Duchamp

Marcel DUCHAMP et son « ready-made »

Marcel Duchamp est né à Blainville-Crevon le 28 juillet 1887. Grandissant dans une famille d’artistes, son Œuvre est très hétérogène. S’intéressant dans un premier temps à la peinture, il s’en écartera aux alentours des années 1913, 1915 en lançant un concept qui deviendra révolutionnaire : le « ready-made ».

Le « ready-made », ou « already-made » (littéralement « tout-fait ») consiste à choisir un objet banal du quotidien et à le métamorphoser, le propulser au rang « d’œuvre d’art », sans toute fois le modifier d’une quelconque manière plastique. L’objet commun, déjà « tout-fait » est revendiqué comme œuvre d’art par l’artiste, du seul fait de l’avoir choisi et extirpé de son contexte original.

Le concept même du « ready-made » va provoquer de très vives réactions dans le milieu de l’art. Et c’est précisément de cet « art » dont il est question, et que Duchamp tente de redéfinir en établissant une rupture radicale avec les valeurs établies de l’esthétique traditionnelle.

La « Roue de bicyclette » (1913), assemblage d’une roue de bicyclette en métal sur un tabouret en bois peint, est considérée par certains comme le premier « ready-made » de Duchamp. Cependant, l’intervention plastique de l’artiste dans cette œuvre l’exclut de ce mouvement. On peut dire que cette roue de bicyclette rentre plus dans le cadre de la fascination de Duchamp pour le mouvement et sa capacité hypnotique (que l’on retrouve dans certaines de ces peintures, notamment (« Nu descendant un escalier, 1912).

Le premier objet « ready-made » apparaît donc plus tard, en 1914. Alors qu’il parcourait un bazar, l’attention de Marcel Duchamp se porte sur un « porte-bouteille ». On peut considérer ce choix déterminant, car l’action même établit un des plus grands principes du concept de « ready-made » : une pure indifférence visuelle.
Dans sa tentative de redéfinition de l’Art, l’artiste choque, en se plaçant en totale opposition avec l’image commune du statut d’œuvre d’art.

On peut voir dans le sujet une sorte d’ironie vis-à-vis de l’art.
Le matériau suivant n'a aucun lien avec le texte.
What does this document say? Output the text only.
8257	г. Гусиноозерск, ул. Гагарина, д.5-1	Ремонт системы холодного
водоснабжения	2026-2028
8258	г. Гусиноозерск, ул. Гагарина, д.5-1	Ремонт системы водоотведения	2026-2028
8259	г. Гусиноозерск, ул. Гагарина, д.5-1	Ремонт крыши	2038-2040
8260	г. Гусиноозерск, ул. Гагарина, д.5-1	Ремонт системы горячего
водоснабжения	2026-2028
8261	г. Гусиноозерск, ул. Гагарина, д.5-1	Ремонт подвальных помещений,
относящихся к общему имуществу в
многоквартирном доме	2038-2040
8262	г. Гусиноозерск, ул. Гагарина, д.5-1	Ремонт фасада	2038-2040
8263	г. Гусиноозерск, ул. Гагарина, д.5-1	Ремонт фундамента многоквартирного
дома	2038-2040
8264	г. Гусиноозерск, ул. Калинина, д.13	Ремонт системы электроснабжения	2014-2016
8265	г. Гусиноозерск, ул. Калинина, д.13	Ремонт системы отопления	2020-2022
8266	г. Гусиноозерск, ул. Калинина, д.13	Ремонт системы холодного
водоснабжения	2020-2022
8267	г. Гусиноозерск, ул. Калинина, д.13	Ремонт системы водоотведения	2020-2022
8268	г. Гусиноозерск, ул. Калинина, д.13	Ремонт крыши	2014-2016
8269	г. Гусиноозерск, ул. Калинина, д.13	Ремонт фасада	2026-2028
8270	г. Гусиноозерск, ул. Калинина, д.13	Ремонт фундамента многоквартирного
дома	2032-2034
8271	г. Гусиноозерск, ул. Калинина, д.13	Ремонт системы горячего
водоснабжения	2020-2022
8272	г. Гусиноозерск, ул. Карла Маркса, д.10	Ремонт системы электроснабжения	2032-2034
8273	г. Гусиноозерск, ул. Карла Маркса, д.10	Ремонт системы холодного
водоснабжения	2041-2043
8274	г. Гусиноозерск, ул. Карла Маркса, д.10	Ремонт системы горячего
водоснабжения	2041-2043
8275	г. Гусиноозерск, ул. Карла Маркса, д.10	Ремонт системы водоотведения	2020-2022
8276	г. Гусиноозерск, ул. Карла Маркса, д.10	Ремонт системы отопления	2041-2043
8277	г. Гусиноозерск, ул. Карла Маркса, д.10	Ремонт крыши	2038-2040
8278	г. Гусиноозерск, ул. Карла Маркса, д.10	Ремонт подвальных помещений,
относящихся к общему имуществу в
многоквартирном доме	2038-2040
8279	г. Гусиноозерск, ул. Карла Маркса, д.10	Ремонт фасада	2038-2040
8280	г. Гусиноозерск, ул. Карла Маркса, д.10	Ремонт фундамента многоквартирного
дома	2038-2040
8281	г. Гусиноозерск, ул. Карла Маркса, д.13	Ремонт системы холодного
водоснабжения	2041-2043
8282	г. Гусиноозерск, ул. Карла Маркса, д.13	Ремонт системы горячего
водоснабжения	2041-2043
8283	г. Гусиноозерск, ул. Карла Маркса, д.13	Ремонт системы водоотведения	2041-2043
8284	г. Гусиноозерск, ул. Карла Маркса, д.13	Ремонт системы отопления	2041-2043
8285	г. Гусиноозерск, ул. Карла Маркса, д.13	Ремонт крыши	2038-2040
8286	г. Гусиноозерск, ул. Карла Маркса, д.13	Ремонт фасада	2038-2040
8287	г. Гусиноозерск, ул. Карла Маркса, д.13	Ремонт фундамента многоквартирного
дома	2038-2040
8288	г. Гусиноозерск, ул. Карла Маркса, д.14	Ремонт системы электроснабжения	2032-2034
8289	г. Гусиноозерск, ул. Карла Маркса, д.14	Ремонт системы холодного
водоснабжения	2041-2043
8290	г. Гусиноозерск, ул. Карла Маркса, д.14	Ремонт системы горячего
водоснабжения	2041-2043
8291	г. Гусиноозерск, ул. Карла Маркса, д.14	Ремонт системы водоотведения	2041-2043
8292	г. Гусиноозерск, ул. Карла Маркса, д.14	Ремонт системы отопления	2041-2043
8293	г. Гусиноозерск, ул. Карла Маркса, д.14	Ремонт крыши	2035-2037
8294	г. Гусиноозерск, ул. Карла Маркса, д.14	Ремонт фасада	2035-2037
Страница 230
Ici Duchamp choisit un objet dérisoirement et pathétiquement inintéressant. Si on imagine une sorte de hiérarchie des objets dans leur rapport à l’homme, celui du sujet n’est même pas en relation directe, puisqu’il sert à faire sécher les bouteilles qui elles, contiennent le breuvage. Cette « distance » nous montre bien le « gouffre » existant entre l’objet « industriel » et l’œuvre d’art, et que Duchamp souhaite franchir.

L’absence totale de bon ou de mauvais goût, attribuée à « l’indifférence visuelle » semble constituer une « anesthésie complète » vis-à-vis de l’objet. Car pour Duchamp, le goût ne doit pas intervenir, ne doit pas être un frein à la créativité : « […] que le goût soit bon ou mauvais, cela n’a aucune importance, car il est toujours bon pour les uns et mauvais pour les autres. Peu importe la qualité, c’est toujours du goût. ».
Et pour échapper à cet enfermement, Duchamp va chercher la libération de toute intervention humaine, la déshumanisation de l’œuvre d’art. Ainsi le goût devient une affaire d’habitude, de répétition de choses déjà acceptées, auxquelles on ne prête plus vraiment attention.

Un autre « ready-made » illustre très bien cette pensée : « Fontaine » (1917). Outre l’histoire quelque peu anecdotique du fameux urinoir signé « R. Mutt », cet objet va permettre à l’artiste d’écrire des propos parmi les plus révolutionnaires et pertinents sur l’art. Ainsi définira-t-il publiquement sa vision de l’œuvre d’art, à savoir que peu importe la provenance de l’objet, l’artiste l’a choisi et l’a tiré de son contexte original, le plaçant sous un nouveau titre et un nouveau point de vue. On peut dire que d’une certaine façon l’artiste fait renaître l’objet, en créant une nouvelle pensée.

On peut considérer d’une certaine façon que le concept de « non-intervention » de l’artiste rejoint la notion de la primauté de l’idée sur la création. Les mots de Duchamp : « l’artiste n’est pas un bricoleur », renforcent cette pensée.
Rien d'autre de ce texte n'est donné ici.